Stacks and stacks of books

One thing that struck us was the Sheik’s great personal involvement in his emirate’s cultural and literary life. We think we know the Arab world, but our perception is coloured by the information we receive daily in the western media. In Sharjah we saw another side to the story. Believing it benefits the population and constitutes an effective way of preventing extremism, there is a great deal of investment in education and culture. No expense or trouble is spared to introduce young people to literature and other forms of culture. All day long, school classes swarm across the book fair. And the beautiful thing is that many of these children return in the evening or at the weekend – together with their parents.

There are not that many bookstores in either the emirate or – so we were told – other parts of the Arab world. Books are often sold on the internet rather than in shops, and also via a large number of fairs where publishers sell directly to readers. In contrast to the Antwerp Book Fair, where books are neatly displayed on tables and on shelves, Sharjah tends to boast stacks of them – as well as people going home laden with books.

Keen interest

Michiel Scharpé (Flanders Literature) and Mohamed El-Baaly (Sefsafa Publishing House), with the Arabic edition of 'The Aunts'

There is a lot of interest in European literature. In years to come, the Arab world could potentially become an attractive sales territory, especially for fiction, non-fiction and children’s and young adult literature. Because in many Arab countries the retail price of books is quite a bit lower than in ours, the margins for Flemish publishers and authors will be less generous. Then again, we are looking at a market of 422 million Arabic speakers.

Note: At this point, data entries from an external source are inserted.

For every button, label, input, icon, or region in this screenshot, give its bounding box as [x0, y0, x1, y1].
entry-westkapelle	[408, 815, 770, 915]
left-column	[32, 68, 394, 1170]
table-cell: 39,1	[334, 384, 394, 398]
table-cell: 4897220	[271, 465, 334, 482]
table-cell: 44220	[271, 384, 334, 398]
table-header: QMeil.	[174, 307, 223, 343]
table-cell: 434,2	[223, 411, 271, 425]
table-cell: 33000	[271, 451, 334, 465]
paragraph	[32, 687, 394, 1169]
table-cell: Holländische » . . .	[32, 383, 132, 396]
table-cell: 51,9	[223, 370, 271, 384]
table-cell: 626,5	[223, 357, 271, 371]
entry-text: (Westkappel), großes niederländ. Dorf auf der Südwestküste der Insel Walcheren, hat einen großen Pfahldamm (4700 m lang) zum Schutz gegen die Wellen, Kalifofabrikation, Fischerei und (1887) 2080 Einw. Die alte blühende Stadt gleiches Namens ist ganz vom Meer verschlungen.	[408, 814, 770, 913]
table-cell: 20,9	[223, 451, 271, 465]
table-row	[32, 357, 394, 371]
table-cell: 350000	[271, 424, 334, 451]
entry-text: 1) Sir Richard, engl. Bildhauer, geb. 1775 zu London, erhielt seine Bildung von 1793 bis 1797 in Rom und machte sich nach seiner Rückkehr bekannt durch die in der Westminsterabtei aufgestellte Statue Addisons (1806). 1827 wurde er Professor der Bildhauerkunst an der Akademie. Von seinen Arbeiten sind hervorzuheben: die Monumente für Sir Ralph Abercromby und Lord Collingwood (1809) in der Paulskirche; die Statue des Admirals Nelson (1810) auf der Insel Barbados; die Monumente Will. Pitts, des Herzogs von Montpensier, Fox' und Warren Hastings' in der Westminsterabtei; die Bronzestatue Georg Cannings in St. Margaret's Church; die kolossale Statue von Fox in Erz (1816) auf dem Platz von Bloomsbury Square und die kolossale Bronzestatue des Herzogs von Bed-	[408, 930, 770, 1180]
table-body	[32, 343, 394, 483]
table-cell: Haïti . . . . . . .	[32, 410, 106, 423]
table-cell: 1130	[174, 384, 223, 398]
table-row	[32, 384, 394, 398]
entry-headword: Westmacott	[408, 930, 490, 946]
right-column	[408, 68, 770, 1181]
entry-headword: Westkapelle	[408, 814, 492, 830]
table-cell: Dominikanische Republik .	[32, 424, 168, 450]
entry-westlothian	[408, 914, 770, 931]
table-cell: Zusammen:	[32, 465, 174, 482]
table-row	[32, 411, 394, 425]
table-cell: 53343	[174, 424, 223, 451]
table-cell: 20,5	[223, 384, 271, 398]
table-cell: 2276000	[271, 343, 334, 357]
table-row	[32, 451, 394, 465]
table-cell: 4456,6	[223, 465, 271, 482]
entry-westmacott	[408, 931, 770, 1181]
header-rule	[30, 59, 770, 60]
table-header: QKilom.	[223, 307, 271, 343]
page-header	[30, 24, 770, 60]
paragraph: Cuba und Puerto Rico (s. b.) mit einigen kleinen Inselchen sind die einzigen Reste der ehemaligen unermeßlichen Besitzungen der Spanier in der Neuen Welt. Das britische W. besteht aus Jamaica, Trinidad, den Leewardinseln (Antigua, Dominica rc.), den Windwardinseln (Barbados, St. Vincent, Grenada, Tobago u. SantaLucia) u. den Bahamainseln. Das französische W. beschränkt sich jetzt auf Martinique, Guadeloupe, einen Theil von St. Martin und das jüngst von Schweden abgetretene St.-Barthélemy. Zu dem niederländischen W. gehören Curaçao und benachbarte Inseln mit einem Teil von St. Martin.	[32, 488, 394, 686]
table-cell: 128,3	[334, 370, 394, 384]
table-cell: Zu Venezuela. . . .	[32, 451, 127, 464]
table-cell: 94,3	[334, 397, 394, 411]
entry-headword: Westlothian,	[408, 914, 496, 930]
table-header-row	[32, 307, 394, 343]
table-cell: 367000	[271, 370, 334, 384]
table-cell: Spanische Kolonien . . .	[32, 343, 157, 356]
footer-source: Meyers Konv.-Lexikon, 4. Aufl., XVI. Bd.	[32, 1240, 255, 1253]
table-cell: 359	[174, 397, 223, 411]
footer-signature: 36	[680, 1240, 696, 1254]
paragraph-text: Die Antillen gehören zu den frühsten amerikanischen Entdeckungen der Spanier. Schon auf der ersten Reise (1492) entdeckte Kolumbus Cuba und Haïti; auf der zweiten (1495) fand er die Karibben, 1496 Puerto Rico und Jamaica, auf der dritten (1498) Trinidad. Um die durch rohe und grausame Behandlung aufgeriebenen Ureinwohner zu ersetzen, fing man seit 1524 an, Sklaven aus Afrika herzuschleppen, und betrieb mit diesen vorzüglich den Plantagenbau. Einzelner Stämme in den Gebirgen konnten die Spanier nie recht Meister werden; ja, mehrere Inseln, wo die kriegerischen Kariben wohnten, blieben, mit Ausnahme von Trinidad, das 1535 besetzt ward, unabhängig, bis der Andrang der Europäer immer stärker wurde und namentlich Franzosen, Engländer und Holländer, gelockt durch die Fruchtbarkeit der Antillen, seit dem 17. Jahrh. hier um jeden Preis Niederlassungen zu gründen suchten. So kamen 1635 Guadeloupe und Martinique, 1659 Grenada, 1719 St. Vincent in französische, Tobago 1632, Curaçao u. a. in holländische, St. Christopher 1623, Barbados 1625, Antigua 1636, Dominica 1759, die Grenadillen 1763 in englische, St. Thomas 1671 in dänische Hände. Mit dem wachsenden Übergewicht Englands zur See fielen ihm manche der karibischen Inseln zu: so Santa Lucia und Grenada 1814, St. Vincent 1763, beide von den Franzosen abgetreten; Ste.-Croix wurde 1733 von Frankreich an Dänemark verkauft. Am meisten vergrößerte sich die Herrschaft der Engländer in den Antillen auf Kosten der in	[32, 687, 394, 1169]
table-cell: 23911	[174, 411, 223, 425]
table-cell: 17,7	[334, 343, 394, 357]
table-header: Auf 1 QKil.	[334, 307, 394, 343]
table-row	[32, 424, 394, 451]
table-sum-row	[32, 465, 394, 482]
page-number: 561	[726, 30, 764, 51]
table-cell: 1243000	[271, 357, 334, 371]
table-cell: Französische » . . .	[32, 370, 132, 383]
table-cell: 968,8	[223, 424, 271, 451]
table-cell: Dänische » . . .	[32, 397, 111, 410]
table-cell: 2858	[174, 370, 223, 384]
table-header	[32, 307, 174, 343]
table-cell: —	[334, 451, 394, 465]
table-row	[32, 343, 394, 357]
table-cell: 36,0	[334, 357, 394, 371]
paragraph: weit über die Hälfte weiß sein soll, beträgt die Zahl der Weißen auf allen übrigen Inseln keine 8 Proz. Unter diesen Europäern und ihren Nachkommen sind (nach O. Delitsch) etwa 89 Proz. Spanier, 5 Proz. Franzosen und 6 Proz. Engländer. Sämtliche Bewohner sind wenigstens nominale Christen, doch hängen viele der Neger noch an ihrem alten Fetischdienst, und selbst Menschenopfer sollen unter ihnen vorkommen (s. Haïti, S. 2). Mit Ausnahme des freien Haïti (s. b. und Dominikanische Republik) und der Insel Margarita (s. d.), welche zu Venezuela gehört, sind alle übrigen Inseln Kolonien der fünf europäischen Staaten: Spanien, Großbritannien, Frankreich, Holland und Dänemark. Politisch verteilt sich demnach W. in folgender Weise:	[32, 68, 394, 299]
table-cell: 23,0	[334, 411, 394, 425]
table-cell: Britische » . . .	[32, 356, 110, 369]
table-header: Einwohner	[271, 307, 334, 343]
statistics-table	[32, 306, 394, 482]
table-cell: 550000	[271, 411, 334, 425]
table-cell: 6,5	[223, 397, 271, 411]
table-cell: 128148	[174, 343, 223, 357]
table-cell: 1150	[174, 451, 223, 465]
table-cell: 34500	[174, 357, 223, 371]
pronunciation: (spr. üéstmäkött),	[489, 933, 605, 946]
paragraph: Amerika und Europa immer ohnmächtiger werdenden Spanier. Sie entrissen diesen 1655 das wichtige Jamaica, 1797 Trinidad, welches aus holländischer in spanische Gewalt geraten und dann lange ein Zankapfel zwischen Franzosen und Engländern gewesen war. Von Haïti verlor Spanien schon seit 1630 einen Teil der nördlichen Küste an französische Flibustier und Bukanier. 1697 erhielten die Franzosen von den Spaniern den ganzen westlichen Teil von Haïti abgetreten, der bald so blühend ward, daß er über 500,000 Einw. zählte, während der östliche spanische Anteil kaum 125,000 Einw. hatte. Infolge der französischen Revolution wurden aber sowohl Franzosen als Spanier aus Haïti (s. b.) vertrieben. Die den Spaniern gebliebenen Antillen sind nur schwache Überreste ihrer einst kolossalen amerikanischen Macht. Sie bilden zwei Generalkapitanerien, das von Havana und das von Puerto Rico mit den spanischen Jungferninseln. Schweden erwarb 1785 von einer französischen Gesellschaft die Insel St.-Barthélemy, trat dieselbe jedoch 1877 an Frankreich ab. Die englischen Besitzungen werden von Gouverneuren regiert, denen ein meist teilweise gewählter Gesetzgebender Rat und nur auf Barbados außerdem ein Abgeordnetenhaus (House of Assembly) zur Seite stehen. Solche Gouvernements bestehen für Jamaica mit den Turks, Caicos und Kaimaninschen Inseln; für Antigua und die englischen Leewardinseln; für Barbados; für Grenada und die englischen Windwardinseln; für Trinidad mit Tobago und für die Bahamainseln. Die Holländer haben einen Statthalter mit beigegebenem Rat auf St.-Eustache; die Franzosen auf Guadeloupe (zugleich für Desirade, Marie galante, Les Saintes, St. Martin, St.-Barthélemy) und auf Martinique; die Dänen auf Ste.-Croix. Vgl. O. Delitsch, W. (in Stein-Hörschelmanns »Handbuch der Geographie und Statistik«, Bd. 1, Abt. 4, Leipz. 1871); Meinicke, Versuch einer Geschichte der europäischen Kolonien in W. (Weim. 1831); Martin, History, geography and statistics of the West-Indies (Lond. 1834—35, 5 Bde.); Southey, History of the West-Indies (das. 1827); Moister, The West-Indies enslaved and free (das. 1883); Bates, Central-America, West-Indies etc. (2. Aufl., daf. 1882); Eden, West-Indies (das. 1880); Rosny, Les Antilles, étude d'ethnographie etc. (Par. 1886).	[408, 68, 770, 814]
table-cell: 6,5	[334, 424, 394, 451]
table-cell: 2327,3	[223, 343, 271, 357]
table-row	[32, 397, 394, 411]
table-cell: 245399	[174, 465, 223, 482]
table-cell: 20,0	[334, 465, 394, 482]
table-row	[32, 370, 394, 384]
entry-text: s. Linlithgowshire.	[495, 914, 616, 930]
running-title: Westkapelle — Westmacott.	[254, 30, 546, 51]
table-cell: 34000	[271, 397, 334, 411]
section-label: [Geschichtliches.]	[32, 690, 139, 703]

Flanders Literature received a warm welcome in Sharjah. We encountered a great openness and curiosity about the work of our authors. Unsurprisingly, our richly illustrated children’s and young adult books were particularly popular with publishers. At the Children’s Book Fair in Bologna and elsewhere in the world, we always experience a keen interest in Flemish illustrated books – and so too in Sharjah. Titles from the Flemish canon and contemporary classics by the likes of Stefan Hertmans also met with considerable interest. Following a conversation with Flanders Literature in Sharjah, Dar Oktob from Cairo bought the rights to ‘A Day With Mr. Jules’ by Diane Broeckhoven (Uitgeverij Vrijdag). The same publisher is still negotiating over other Flemish titles.

The number of good to excellent literary translators from Dutch into Arabic is limited at present, which will certainly be a challenge in the short term. As it has done with respect to the Chinese market, Flanders Literature will have to accept – especially in the early stages – that translations are done via a relay language (in other words, via French, English or German) to ensure that publishers’ interest in specific works will be converted into publications.

To be continued

There are indications that this first visit to the Sharjah International Book Fair will lead to several translations, although it is still too early to make any conclusive statements on titles and numbers. What we do know is that the story of our visit to the United Arab Emirates does not end with our return to Belgium. Not only will we see Arabic translations of Flemish titles, but there is every chance that Flanders Literature will be back in Sharjah next year.